DevOps Blog

Fixing “Essential container in task exited” error in ECS | Padok

Written by Callum Hemsley | 16-Mar-2023 14:14:10

Some fundamental prerequisite knowledge of dockers and containerisation is needed for this article. Take a look at what is a container and how to containerise an app before continuing if not.

An exceedingly generic error

Your application is dockerized and running locally. You have successfully pushed your tagged image to a container registry (e.g ECR). Subsequently, you have meticulously configured ECS to effortlessly retrieve the image, establish a container, and run your application. All the hard work is done, or so you thought.

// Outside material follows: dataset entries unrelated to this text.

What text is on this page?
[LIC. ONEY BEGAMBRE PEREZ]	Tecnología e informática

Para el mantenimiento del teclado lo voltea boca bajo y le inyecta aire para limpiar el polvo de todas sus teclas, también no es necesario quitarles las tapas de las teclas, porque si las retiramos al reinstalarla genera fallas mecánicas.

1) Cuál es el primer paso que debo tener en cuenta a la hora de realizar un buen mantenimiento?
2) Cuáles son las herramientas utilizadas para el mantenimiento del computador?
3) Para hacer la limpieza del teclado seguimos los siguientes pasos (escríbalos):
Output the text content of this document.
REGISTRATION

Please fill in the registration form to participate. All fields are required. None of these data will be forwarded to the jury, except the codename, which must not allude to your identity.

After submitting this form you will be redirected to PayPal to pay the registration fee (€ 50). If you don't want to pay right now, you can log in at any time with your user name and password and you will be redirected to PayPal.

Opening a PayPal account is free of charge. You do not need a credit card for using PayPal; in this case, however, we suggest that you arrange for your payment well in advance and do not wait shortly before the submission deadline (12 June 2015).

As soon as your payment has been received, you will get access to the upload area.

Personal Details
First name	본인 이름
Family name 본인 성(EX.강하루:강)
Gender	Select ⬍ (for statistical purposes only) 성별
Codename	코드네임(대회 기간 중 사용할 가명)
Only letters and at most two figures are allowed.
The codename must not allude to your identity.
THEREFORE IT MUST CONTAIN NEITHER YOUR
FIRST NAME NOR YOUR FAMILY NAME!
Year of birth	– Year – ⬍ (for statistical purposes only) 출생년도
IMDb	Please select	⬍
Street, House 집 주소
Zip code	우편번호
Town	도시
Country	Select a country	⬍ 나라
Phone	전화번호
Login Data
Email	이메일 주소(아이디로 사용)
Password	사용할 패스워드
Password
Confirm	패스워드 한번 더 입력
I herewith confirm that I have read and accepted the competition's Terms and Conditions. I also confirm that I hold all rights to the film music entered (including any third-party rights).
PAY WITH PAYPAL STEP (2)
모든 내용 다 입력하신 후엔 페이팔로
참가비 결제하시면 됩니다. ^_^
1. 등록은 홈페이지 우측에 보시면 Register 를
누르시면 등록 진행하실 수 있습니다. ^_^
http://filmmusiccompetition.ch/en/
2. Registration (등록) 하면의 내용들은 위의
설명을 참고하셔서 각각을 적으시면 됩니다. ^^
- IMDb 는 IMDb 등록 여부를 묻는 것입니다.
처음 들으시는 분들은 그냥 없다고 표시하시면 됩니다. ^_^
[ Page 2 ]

Seconds after starting to run, the container exits with this generic and non-descriptive error. In this post, we will examine the meaning of this error and explore methods for debugging it to determine a fix. Additionally, we shall dispel the illusion of the often-cited mantra of “build the image once, run it everywhere.”

What does the error mean?

To gain a better understanding of the error message, let's take a step back and review our use of ECS. ECS is a container management service that allows us to run containers on a cluster, providing an alternative to other platforms like Kubernetes. To help differentiate between the two, we've provided a brief comparison of ECS versus EKS in a previous post.

ECS has two important concepts to understand: Tasks and Services.

  • Tasks in ECS are like jobs that tell the computer what to do. For example, you could have a task that says "run this specific program in a container.”
  • Services in ECS make sure there's always a container running your program, so you don't have to keep starting it yourself.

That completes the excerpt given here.